Boston Globe: The ethics and practicalities of foreign aid
Jeffrey D. Sachs, professor and director of the Center for Sustainable Development at Columbia University

“…[F]oreign aid works — when we put in the honest effort and thinking to make it work. … Aid works when its main purpose is to finance supplies such as medicines and solar panels, and the staffing by local workers in public health, agronomy, hydrology, ecology, energy, and transport. U.S. government aid should be pooled with finances from other governments to support critical investments in health, education, agriculture, and infrastructure, based on professional best practices. … There is a lot of negative propaganda about foreign aid … We certainly hear an earful: Aid is wasted; aid is a huge budgetary burden; aid demeans the recipients; aid is no longer needed in the 21st century. … The simple fact is that some aid is wasted and other aid is used brilliantly. The main issue is whether the aid directly supports the work of local professionals saving lives, growing food, installing rural electricity, and teaching children, or whether the aid goes instead to foreign warlords or overpriced American companies. Our responsibility is to fund the aid that works, and when aid has been demonstrated to work, as in public health and education, to expand the assistance as it’s needed by the poorest of the poor. … [T]his is not aid at all, but justice…” (3/13).
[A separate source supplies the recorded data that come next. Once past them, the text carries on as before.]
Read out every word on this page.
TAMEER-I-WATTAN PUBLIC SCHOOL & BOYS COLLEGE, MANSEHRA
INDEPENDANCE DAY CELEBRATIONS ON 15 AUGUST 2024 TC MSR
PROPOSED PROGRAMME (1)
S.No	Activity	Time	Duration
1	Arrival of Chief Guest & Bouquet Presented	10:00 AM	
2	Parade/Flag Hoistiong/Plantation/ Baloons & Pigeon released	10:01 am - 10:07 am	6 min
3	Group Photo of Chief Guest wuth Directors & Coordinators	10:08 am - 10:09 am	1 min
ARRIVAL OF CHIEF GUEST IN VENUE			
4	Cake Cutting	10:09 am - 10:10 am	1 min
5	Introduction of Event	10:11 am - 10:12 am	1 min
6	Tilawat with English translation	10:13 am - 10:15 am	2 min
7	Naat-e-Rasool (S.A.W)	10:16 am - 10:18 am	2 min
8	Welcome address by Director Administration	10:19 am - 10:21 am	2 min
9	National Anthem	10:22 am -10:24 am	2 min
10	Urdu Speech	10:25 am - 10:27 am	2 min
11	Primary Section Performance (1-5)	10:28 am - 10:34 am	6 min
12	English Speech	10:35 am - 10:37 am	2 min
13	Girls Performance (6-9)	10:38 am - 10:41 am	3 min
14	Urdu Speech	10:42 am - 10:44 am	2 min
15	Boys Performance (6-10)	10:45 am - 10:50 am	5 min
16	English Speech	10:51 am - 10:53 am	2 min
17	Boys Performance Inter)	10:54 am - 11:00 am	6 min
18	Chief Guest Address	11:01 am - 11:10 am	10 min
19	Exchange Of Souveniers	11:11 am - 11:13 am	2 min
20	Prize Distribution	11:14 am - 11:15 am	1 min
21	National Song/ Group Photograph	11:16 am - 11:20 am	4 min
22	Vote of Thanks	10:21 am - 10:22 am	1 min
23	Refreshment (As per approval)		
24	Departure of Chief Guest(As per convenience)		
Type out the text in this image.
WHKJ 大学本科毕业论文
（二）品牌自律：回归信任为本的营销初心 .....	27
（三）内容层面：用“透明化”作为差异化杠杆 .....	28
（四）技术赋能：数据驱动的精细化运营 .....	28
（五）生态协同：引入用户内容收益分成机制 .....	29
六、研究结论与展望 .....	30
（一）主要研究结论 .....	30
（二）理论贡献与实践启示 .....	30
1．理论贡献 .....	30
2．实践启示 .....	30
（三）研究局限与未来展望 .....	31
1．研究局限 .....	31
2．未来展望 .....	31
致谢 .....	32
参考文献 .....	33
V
Foreign Policy: Trump’s Cuts to USAID Would Imperil the United States
Mona Yacoubian, deputy assistant administrator in the Middle East bureau at USAID from 2014 to 2017

“President Donald Trump’s proposal to slash the U.S. foreign aid budget by 37 percent threatens to undermine U.S. national security. While touting his budget as critical ‘to keep Americans safe,’ the president’s strategy is shortsighted and fails to recognize the critical role international development assistance plays in addressing complex global security challenges. … While the soft power aspect of U.S. development assistance is important, increasingly the work performed by the U.S. Agency for International Development (USAID) and others must be recognized as a strategic asset that is no less powerful than the military in confronting multifaceted challenges … The protection and promotion of U.S. national security interests has traditionally rested on the three-legged stool of defense, diplomacy, and development. In this era of complicated security challenges, development, alongside diplomacy, must retain equal footing with defense. Cutting any of these legs will severely compromise U.S. national security. As the purported master of the deal, Trump should recognize the significant value versus dollar spent on development assistance. Deep reductions in the development budget will do little to reduce the overall budget, while greatly imperiling the United States” (3/10).

The KFF Daily Global Health Policy Report summarized news and information on global health policy from hundreds of sources, from May 2009 through December 2020. All summaries are archived and available via search.